(Note: Last week, during the “Writing for your Life” online conference, Brian Allain asked why my Tuesday meditations were not on my blog every week. Well, I didn’t know …but I am going to post them going forward. I hope you enjoy them!)
Most of us have at one time or another felt unworthy or “less than” someone. It might have been a friend, a sibling, or a colleague. How we are emotionally wired makes us susceptible to intaking, swallowing, and digesting how others think of us – or how we think they think about us.
When I was little, I felt it. I was adopted into a family when my mother married my stepfather. From the beginning, it was clear the extended family didn’t care much about me, but what is important is not how they thought about me, but how their rejection and judgment about me led me to think poorly of myself.
As I watched “The Woman -King” this weekend, I looked at the beautiful, dark-skinned women on the screen, and I knew how they had grown up in this country being thought of as “less than” and “not as good as,” because of the color of their skin, but yet, they persisted. And they won.
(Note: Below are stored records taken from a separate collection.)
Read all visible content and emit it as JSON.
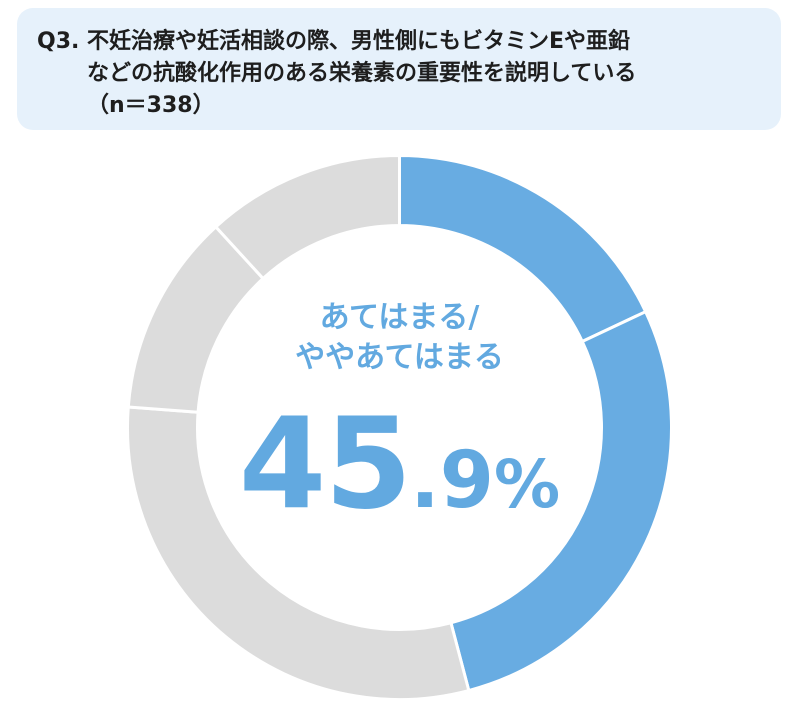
{
  "question": {
    "label": "Q3.",
    "line1": "不妊治療や妊活相談の際、男性側にもビタミンEや亜鉛",
    "line2": "などの抗酸化作用のある栄養素の重要性を説明している",
    "line3": "（n＝338）"
  },
  "center": {
    "label_line1": "あてはまる/",
    "label_line2": "ややあてはまる",
    "value_int": "45",
    "value_dec": ".9",
    "value_pct": "%"
  },
  "colors": {
    "accent": "#62a9e0",
    "segment_blue": "#68ace2",
    "segment_gray": "#dcdcdc",
    "box_bg": "#e6f1fb"
  },
  "chart_data": {
    "type": "pie",
    "title": "",
    "slices": [
      {
        "label": "",
        "value": 18.0,
        "color": "#68ace2"
      },
      {
        "label": "",
        "value": 27.9,
        "color": "#68ace2"
      },
      {
        "label": "",
        "value": 30.3,
        "color": "#dcdcdc"
      },
      {
        "label": "",
        "value": 12.0,
        "color": "#dcdcdc"
      },
      {
        "label": "",
        "value": 11.8,
        "color": "#dcdcdc"
      }
    ],
    "center_value_percent": 45.9
  }
}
In a racist, sexist, and generally bigoted world, facing ethnocultural, gender-based rejection is no new thing, and yet, it is clear that many of the rejected never accept that judgment. They have known and lived in their self-worth.
In the recent issue of the Yale Alumni Magazine, there is an article about a man who embodies what it is to not let anyone determine one’s self-worth. When 95-year-old Enoch O. Woodhouse went to Yale in 1948 after serving as a Tuskegee Airman in World War II, he was rejected. Nobody wanted him there; many believed he did not belong there, and being a veteran did not help him but rather fed into resentment that many felt about Black men in the military. He was one of four African Americans admitted to the school that year; he tells of how there was a “small enclave of buildings known as the “Slave Quarters,” but none of that could make him accept their opinion of him.
As a Yale undergrad, when he would go into the dining hall, white students would leave. When he walked into lectures, his classmates would ignore him. It had to have been painful, but it didn’t stop him. He completed his education, graduated from the prestigious university, and headed to Boston College and later, to Yale Law School.
He has many stories to tell but one that stands out, in particular, struck me. In this magazine article, he recalls an incident that happened to him as he headed to Texas from St. Louis for basic training. He was kicked off a train by the conductor and told to wait for a later train “that carried Black passengers and coal.”
In the article he didn’t talk about the raw pain he must surely have felt, but he did say something profound. “I feel disappointed in America,…but that doesn’t make me your victim or anyone else’s victim. I am proud of who I am and you should be proud of who you are.” He gave these sage words to a group of cadets, about to begin their military careers, with whom he had just shared this story.
The system works very hard to make certain people doubt their self-worth and make them believe that their lot in life is to be rejected, scorned, and discriminated against. Lisa Sharon Harper reminds us in an article she wrote for Religious News Service that it was Aristotle who made a declaration that oppressors have fully embraced – that the conquered have demonstrated that they were created to be subjects and that those who subjugated them were created to rule.
But thankfully, many people have rejected that idea and belief; they believe and know that they are “fearfully and wonderfully made,” and they embrace themselves, their talents, their gifts, their faults, and their flaws, and keep moving. They embrace their dark skin in a world that hates it; they embrace their full figures and full lips so well that some seek to imitate those lips and hips by injecting substances into their bodies! They carry a sense of holy pride in who God made them, and an equally important holy determination that nobody will make them think less of themselves for any reason. They decide that nobody will determine their worth. They know their worth. And they live and walk in it.
In my own life, I absorbed the rejection of my new family and lived and walked in it until very recently – now that I am old as Jesus! But the journey has been revelatory and brings to mind the words of Ntozake Shange in her work, For Colored Girls Who Have Considered Suicide When the Rainbow is Enuf. One of my favorite poems in that work is “Somebody almost walked off wit alla my stuff!” When we let others determine what and how we think about ourselves, we give ourselves to them, but when we say, “uh-uh,” when we arch our backs so that the wings God gave us have no choice button pull up and away from our sides and let the winds of divine love, acceptance, and power carry us, we have moved into the place God wants us all to be.
And that not only frees us up but has to make God smile.